C’è già il sospetto di un’azione sotterranea delle «lobbies» internazionali che lucrano (grasso e olio, carne, ossa, denti, pelle ricavati dalle balene) grazie al mestiere cantato da Melville; e aggirano o sfidano il bando-moratoria mondiale sottoscritto nel 1986 da 79 Paesi. Perché secondo i balenieri e i governi che ancora sostengono o tollerano questa caccia — Islanda, Norvegia e Giappone, più alcune tribù eschimesi della Groenlandia e di altre regioni nordiche — quel rampone dentato che porta una granata esplosiva alla pentrite, sparato in direzione del cervello, uccide sicuramente in 2 o 3 minuti. Con l’aiuto, però, di alcuni colpi di grazia sparati da un fucile (in genere da 3 a 9 in genere), o con almeno due scariche di una lancia elettrica. Ma secondo altre fonti scientifiche, la morte arriva in una media di 6 minuti; e secondo altri ricercatori ancora, soprattutto inglesi, per i corpi immensi dei cetacei che arrivano alle 10 tonnellate può non bastare un’ora, un’ora e mezza di sofferenze.
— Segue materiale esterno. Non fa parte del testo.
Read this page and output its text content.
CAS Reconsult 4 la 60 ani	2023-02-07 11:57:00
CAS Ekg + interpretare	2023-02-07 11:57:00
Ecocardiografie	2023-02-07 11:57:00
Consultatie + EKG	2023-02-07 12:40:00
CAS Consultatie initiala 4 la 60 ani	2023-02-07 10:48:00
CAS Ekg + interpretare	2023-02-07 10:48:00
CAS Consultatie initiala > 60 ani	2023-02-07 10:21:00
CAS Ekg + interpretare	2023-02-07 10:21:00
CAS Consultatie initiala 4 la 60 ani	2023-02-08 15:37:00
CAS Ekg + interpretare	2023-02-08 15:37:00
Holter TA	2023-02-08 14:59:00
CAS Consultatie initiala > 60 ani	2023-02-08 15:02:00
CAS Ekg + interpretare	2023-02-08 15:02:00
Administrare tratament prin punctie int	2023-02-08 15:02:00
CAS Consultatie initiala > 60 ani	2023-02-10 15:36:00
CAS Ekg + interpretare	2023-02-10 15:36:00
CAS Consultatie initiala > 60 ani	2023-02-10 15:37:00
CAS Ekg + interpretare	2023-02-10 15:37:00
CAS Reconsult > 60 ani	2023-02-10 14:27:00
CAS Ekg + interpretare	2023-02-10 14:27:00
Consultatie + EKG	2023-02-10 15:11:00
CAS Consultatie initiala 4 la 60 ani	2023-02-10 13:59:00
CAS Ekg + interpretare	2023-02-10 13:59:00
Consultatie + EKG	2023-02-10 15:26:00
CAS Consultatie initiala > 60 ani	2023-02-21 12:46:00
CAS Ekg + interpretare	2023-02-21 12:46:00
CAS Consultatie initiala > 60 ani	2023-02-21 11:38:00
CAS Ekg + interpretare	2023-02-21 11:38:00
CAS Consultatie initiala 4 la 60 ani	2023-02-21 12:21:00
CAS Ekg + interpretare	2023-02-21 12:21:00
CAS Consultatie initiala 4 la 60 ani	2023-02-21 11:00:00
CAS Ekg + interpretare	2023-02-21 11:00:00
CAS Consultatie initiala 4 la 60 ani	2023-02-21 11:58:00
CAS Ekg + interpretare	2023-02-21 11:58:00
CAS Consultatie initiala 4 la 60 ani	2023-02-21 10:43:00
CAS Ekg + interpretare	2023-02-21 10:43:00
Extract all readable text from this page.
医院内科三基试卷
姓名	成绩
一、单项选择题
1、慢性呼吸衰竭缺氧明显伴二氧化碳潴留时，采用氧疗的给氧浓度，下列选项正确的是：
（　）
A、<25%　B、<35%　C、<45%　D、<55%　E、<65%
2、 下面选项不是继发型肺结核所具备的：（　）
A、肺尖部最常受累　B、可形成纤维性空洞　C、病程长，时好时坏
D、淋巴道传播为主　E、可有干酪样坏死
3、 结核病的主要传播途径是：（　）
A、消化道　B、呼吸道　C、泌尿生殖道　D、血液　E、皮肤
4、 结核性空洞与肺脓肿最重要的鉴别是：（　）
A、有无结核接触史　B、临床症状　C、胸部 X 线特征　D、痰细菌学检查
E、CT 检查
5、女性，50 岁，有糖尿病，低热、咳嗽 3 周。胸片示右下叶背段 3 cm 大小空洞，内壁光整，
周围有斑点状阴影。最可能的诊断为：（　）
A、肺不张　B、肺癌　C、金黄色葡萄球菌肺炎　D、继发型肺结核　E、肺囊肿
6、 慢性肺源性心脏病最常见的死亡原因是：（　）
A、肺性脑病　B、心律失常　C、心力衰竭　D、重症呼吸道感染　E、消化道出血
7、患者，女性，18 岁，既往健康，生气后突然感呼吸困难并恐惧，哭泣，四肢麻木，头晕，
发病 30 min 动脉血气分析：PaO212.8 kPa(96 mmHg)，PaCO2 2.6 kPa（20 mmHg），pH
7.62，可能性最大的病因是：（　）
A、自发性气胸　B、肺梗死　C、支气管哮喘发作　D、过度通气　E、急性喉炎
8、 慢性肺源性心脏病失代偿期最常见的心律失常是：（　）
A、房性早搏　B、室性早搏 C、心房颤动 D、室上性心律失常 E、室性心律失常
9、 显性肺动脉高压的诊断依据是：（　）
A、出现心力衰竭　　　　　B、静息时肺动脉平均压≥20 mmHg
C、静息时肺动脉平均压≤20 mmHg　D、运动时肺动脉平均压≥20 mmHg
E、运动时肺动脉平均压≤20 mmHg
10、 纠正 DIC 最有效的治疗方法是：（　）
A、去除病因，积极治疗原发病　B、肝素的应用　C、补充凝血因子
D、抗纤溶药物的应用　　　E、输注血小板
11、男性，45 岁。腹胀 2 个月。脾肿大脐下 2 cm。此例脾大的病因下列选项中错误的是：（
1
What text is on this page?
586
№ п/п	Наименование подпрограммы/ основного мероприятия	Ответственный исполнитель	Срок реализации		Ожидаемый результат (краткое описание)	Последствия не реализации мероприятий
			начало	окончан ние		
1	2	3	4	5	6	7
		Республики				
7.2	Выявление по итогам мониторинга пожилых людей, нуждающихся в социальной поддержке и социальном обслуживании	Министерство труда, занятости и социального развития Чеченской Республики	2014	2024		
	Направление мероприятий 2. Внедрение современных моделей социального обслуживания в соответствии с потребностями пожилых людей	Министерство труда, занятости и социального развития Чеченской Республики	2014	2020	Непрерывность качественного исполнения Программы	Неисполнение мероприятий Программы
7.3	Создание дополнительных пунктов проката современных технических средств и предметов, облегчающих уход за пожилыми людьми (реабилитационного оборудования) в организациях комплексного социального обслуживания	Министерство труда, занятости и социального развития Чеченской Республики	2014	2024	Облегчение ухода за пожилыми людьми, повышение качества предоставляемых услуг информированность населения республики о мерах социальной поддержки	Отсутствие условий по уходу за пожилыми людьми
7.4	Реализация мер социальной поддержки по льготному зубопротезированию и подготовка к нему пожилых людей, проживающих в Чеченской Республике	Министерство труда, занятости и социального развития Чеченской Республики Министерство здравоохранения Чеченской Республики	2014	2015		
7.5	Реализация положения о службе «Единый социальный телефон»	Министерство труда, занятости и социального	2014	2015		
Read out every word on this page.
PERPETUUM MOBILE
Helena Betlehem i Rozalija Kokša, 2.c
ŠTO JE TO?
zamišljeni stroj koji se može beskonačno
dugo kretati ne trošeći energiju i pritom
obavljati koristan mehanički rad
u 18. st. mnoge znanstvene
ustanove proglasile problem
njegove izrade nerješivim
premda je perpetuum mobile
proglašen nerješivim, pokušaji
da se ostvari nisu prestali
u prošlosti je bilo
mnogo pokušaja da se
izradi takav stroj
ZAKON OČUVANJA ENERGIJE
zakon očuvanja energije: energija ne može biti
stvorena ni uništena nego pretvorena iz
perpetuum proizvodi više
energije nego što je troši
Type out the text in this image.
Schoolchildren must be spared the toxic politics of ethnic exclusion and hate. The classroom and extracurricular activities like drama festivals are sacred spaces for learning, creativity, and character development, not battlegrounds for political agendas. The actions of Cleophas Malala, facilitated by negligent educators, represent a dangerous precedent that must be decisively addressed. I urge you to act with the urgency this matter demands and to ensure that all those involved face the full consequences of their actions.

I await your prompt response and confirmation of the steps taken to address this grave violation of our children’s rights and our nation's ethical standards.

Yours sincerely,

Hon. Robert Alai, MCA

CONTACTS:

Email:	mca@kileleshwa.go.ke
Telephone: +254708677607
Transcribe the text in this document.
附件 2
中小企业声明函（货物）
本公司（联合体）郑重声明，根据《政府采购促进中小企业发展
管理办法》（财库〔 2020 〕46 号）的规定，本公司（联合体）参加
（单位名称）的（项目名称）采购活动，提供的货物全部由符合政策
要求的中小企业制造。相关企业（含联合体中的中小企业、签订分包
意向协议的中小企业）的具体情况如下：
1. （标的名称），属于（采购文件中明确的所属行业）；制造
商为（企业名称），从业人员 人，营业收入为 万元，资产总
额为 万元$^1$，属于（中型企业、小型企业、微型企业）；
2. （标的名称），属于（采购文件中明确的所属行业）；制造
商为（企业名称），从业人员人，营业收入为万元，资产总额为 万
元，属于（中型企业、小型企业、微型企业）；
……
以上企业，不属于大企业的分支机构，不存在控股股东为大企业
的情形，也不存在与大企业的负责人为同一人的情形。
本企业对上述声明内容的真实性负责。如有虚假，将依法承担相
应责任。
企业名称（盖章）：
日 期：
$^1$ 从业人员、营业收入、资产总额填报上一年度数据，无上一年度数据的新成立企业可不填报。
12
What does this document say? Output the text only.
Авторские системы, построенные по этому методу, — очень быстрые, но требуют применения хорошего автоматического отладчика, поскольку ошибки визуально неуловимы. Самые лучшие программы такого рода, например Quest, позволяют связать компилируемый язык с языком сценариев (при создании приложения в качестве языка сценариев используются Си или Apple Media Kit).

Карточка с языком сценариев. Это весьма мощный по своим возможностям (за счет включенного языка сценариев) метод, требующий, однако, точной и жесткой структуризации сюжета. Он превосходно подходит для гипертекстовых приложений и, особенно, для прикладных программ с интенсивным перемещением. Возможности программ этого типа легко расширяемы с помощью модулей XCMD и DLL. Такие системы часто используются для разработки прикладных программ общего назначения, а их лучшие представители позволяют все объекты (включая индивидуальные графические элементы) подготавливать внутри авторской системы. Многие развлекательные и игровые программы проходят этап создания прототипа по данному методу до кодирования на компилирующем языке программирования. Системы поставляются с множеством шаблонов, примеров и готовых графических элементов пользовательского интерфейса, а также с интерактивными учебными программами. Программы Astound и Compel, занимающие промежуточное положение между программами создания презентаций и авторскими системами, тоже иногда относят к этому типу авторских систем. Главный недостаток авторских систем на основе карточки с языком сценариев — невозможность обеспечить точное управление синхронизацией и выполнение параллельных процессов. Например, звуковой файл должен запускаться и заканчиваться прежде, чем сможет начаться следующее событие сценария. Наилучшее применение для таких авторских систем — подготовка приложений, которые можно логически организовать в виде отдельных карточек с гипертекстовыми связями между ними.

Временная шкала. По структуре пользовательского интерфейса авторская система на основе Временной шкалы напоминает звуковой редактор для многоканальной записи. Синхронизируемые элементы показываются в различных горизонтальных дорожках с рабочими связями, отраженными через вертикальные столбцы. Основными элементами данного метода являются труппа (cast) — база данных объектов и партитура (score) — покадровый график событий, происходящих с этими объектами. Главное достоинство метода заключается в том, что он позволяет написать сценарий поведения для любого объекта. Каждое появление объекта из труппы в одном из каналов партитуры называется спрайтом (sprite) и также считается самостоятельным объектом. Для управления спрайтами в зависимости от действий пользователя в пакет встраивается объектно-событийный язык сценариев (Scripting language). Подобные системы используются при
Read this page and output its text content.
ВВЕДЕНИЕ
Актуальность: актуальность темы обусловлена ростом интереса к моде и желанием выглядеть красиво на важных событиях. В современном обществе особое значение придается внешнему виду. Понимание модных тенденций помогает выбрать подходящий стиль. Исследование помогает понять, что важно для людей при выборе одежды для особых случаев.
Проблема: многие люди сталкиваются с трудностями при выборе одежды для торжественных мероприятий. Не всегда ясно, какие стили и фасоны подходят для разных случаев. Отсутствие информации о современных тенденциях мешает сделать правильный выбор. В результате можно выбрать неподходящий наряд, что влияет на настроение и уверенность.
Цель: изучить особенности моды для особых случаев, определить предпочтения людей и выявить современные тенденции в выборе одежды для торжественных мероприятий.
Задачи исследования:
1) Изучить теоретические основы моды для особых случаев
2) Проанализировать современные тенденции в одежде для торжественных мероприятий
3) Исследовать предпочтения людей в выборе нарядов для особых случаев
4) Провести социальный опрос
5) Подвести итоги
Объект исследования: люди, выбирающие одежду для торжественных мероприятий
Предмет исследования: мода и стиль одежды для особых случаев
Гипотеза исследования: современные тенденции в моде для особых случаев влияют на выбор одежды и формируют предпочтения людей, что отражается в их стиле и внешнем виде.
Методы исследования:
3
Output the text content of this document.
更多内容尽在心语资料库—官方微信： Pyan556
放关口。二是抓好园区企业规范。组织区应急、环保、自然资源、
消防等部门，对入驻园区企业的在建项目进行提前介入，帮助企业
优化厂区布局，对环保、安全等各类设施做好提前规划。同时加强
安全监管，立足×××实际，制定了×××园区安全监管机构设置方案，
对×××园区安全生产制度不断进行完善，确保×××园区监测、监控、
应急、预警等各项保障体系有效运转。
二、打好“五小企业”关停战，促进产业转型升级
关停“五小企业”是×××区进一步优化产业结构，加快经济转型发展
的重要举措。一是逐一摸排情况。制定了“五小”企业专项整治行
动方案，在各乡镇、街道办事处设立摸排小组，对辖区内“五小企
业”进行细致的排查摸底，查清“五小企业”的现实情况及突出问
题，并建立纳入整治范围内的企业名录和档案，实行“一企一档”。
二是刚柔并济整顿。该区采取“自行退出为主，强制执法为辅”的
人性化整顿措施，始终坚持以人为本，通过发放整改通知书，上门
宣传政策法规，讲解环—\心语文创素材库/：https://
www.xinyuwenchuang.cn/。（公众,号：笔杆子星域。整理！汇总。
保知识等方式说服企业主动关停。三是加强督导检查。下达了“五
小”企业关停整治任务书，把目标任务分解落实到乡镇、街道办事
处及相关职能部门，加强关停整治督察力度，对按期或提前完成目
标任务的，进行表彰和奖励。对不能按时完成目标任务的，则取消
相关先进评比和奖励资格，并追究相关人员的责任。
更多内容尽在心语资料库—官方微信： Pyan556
E le balene sono mammiferi, animali a sangue caldo, che la scienza e le leggende dipingono vicini a noi e alla nostra capacità di soffrire. In Norvegia, fra le prede sono state registrate agonie di 90 minuti, e in Giappone perfino di 130. In Norvegia, dove si usano granate più perfezionate, «solo» il 20% dei cetacei arpionati non morirebbe all’istante per «ingiuria traumatica cerebrale». In Giappone, dove ufficialmente si caccia «a scopo di ricerca scientifica», come del resto in Islanda, la stessa percentuale sfiorerebbe il 60% dei casi. Spesso la granata non arriva neppure al cervello, o non esplode: in una sola stagione di caccia dei balenieri giapponesi è stato accertato che appena 1310 granate su 2758 sono esplose, colpendo il bersaglio. Ma sono soltanto dati sparsi, e il resto è come un oceano inesplorato di mezze verità: circa due milioni di balene sono state uccise nei mari di tutto il mondo durante il secolo scorso, e 28 mila da quando nel 1986 il bando-moratoria è stato firmato da tutti i Paesi coinvolti meno Norvegia, Giappone e Islanda.
Una recente sentenza inappellabile della Corte di Giustizia Ue, che condanna la caccia con questi metodi, fornisce oggi una base giuridica alla polemica: ma dalla sentenza alla sua messa in opera, ci vorrà del tempo. E comunque il Giappone non è membro della Ue; né lo sono — almeno finora — Islanda e Norvegia, pur avendo con Bruxelles molti accordi economici e condividendo molti dei principi comunitari. Ma il vero problema è che non vi sono certezze, un po’ come nella polemica sulle uccisioni dei cuccioli delle foche: questa guerra non è solo economica o scientifica, ma anche ideale. Da quando, nell’anno 800, nella baia di Biscaglia dove le femmine dei cetacei si recavano a centinaia per partorire, iniziarono i primi massacri.
Secondo il gruppo «Whaleswatch», «se si discutesse solo del benessere degli animali, tutte le operazioni di caccia alle balene dovrebbe essere interrotte». Invece il dottor Harry Lillie, medico di bordo su una baleniera in Antartide durante l’ultima Guerra, annotava sul suo diario: «Se immaginiamo un cavallo con due o tre lance esplosive nello stomaco, poi costretto a tirare sanguinante il carretto di un macellaio per le vie di Londra, possiamo avere buon’idea dei metodi di uccisione delle balene. I balenieri stessi ammettono che se le balene potessero gridare, tutta l’industria della pesca si fermerebbe, perché nessuno potrebbe resistere a quelle grida».